GPS Waypoint Deduplication

This article explains how I removed duplicates from my Osmand favourites.

My favourite map app is Osmand. It draws nice maps that I find much easier to read than the competition (Bing, Google, Apple maps). Best of all: the data comes from OpenStreetMap and is free & open.

Pretty much the only downside that I sometimes face is that there is no way to synchronise favourites between installations of Osmand (like on my phone & tablet). You can export them to a file, sync that, and import it in the other app, but that can create duplicates.

Below you find the Python script I wrote to get rid of those duplicates. It is quite dumb, and just keeps one of the duplicates – there is no merging of info in the waypoints. The logic is like this:

Flow diagram of the waypoint deduplication.

In otherwords, two waypoints are merged into one if they

  • are in the same spot, and
  • have the same name.

This merging of waypoints is quite dumb. Only one of the waypoints is kept, and the others are discarded. This is based on the number of XML elements in each; only the one with the most elements (like name, type, elevation, creation date) is kept.

The script is below. Adjust INPUT_FILE and OUTPUT_FILE to your needs.

#!/usr/bin/env python3

import math
from pathlib import Path
import xml.etree.ElementTree as ET

MY_DIR = Path(__file__).resolve().parent
INPUT_FILE = MY_DIR / "favourites-2022-12-02.gpx"
OUTPUT_FILE = MY_DIR / "favourites-sorted.gpx"

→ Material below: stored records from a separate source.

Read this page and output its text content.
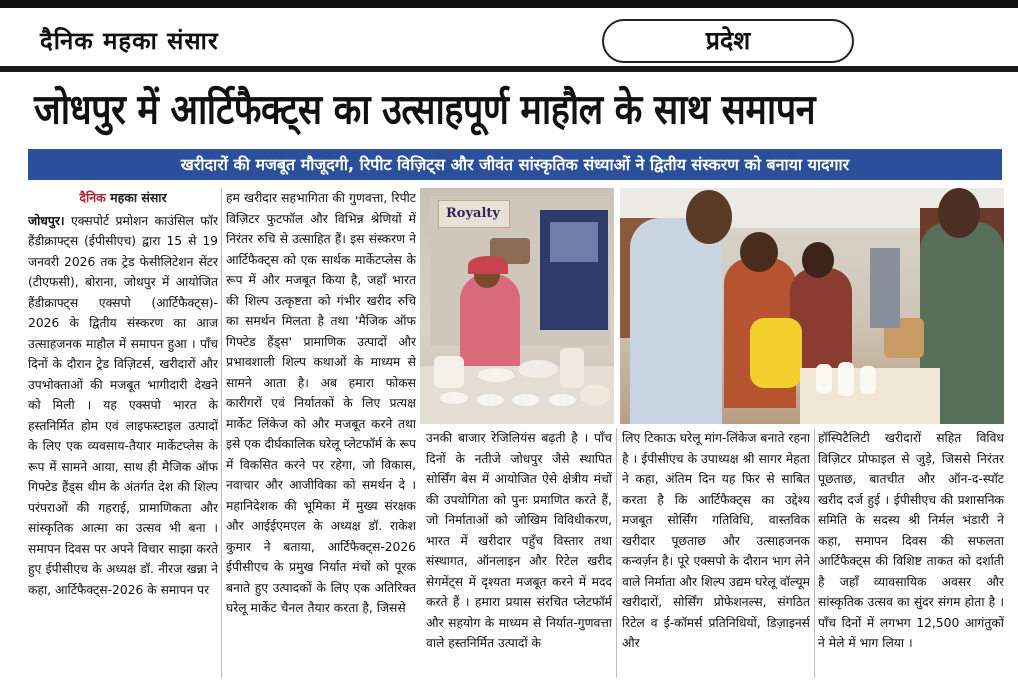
दैनिक महका संसार	प्रदेश
जोधपुर में आर्टिफैक्ट्स का उत्साहपूर्ण माहौल के साथ समापन
खरीदारों की मजबूत मौजूदगी, रिपीट विज़िट्स और जीवंत सांस्कृतिक संध्याओं ने द्वितीय संस्करण को बनाया यादगार
दैनिक महका संसार
जोधपुर। एक्सपोर्ट प्रमोशन काउंसिल फॉर हैंडीक्राफ्ट्स (ईपीसीएच) द्वारा 15 से 19 जनवरी 2026 तक ट्रेड फेसीलिटेशन सेंटर (टीएफसी), बोराना, जोधपुर में आयोजित हैंडीक्राफ्ट्स एक्सपो (आर्टिफैक्ट्स)- 2026 के द्वितीय संस्करण का आज उत्साहजनक माहौल में समापन हुआ । पाँच दिनों के दौरान ट्रेड विज़िटर्स, खरीदारों और उपभोक्ताओं की मजबूत भागीदारी देखने को मिली । यह एक्सपो भारत के हस्तनिर्मित होम एवं लाइफस्टाइल उत्पादों के लिए एक व्यवसाय-तैयार मार्केटप्लेस के रूप में सामने आया, साथ ही मैजिक ऑफ गिफ्टेड हैंड्स थीम के अंतर्गत देश की शिल्प परंपराओं की गहराई, प्रामाणिकता और सांस्कृतिक आत्मा का उत्सव भी बना । समापन दिवस पर अपने विचार साझा करते हुए ईपीसीएच के अध्यक्ष डॉ. नीरज खन्ना ने कहा, आर्टिफैक्ट्स-2026 के समापन पर
हम खरीदार सहभागिता की गुणवत्ता, रिपीट विज़िटर फुटफॉल और विभिन्न श्रेणियों में निरंतर रुचि से उत्साहित हैं। इस संस्करण ने आर्टिफैक्ट्स को एक सार्थक मार्केटप्लेस के रूप में और मजबूत किया है, जहाँ भारत की शिल्प उत्कृष्टता को गंभीर खरीद रुचि का समर्थन मिलता है तथा 'मैजिक ऑफ गिफ्टेड हैंड्स' प्रामाणिक उत्पादों और प्रभावशाली शिल्प कथाओं के माध्यम से सामने आता है। अब हमारा फोकस कारीगरों एवं निर्यातकों के लिए प्रत्यक्ष मार्केट लिंकेज को और मजबूत करने तथा इसे एक दीर्घकालिक घरेलू प्लेटफॉर्म के रूप में विकसित करने पर रहेगा, जो विकास, नवाचार और आजीविका को समर्थन दे । महानिदेशक की भूमिका में मुख्य संरक्षक और आईईएमएल के अध्यक्ष डॉ. राकेश कुमार ने बताया, आर्टिफैक्ट्स-2026 ईपीसीएच के प्रमुख निर्यात मंचों को पूरक बनाते हुए उत्पादकों के लिए एक अतिरिक्त घरेलू मार्केट चैनल तैयार करता है, जिससे
Royalty
उनकी बाजार रेजिलियंस बढ़ती है । पाँच दिनों के नतीजे जोधपुर जैसे स्थापित सोर्सिंग बेस में आयोजित ऐसे क्षेत्रीय मंचों की उपयोगिता को पुनः प्रमाणित करते हैं, जो निर्माताओं को जोखिम विविधीकरण, भारत में खरीदार पहुँच विस्तार तथा संस्थागत, ऑनलाइन और रिटेल खरीद सेगमेंट्स में दृश्यता मजबूत करने में मदद करते हैं । हमारा प्रयास संरचित प्लेटफॉर्म और सहयोग के माध्यम से निर्यात-गुणवत्ता वाले हस्तनिर्मित उत्पादों के
लिए टिकाऊ घरेलू मांग-लिंकेज बनाते रहना है । ईपीसीएच के उपाध्यक्ष श्री सागर मेहता ने कहा, अंतिम दिन यह फिर से साबित करता है कि आर्टिफैक्ट्स का उद्देश्य मजबूत सोर्सिंग गतिविधि, वास्तविक खरीदार पूछताछ और उत्साहजनक कन्वर्ज़न है। पूरे एक्सपो के दौरान भाग लेने वाले निर्माता और शिल्प उद्यम घरेलू वॉल्यूम खरीदारों, सोर्सिंग प्रोफेशनल्स, संगठित रिटेल व ई-कॉमर्स प्रतिनिधियों, डिज़ाइनर्स और
हॉस्पिटैलिटी खरीदारों सहित विविध विज़िटर प्रोफाइल से जुड़े, जिससे निरंतर पूछताछ, बातचीत और ऑन-द-स्पॉट खरीद दर्ज हुई । ईपीसीएच की प्रशासनिक समिति के सदस्य श्री निर्मल भंडारी ने कहा, समापन दिवस की सफलता आर्टिफैक्ट्स की विशिष्ट ताकत को दर्शाती है जहाँ व्यावसायिक अवसर और सांस्कृतिक उत्सव का सुंदर संगम होता है । पाँच दिनों में लगभग 12,500 आगंतुकों ने मेले में भाग लिया ।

NS_GPX = "http://www.topografix.com/GPX/1/1"
TAG_GPX = "{%s}gpx" % NS_GPX
TAG_WPT = "{%s}wpt" % NS_GPX
GROUP_DIST_EPSILON_KM = 0.005

GpsCoord = tuple[float, float]
Amsterdam = (52.3792313, 4.9002002)


def main():
    # Register default namespace BEFORE parsing the file, otherwise we cannot
    # write the GPX namespace as default. Source:
    # https://stackoverflow.com/a/18340978/875379
    ET.register_namespace("", NS_GPX)
    ET.register_namespace("osmand", "https://osmand.net")
    ET.register_namespace("xsi", "http://www.w3.org/2001/XMLSchema-instance")

    tree = ET.parse(INPUT_FILE)
    root = tree.getroot()

    print(f"Root tag: {root.tag}")
    if root.tag != TAG_GPX:
        raise SystemExit("This is not a GPX file")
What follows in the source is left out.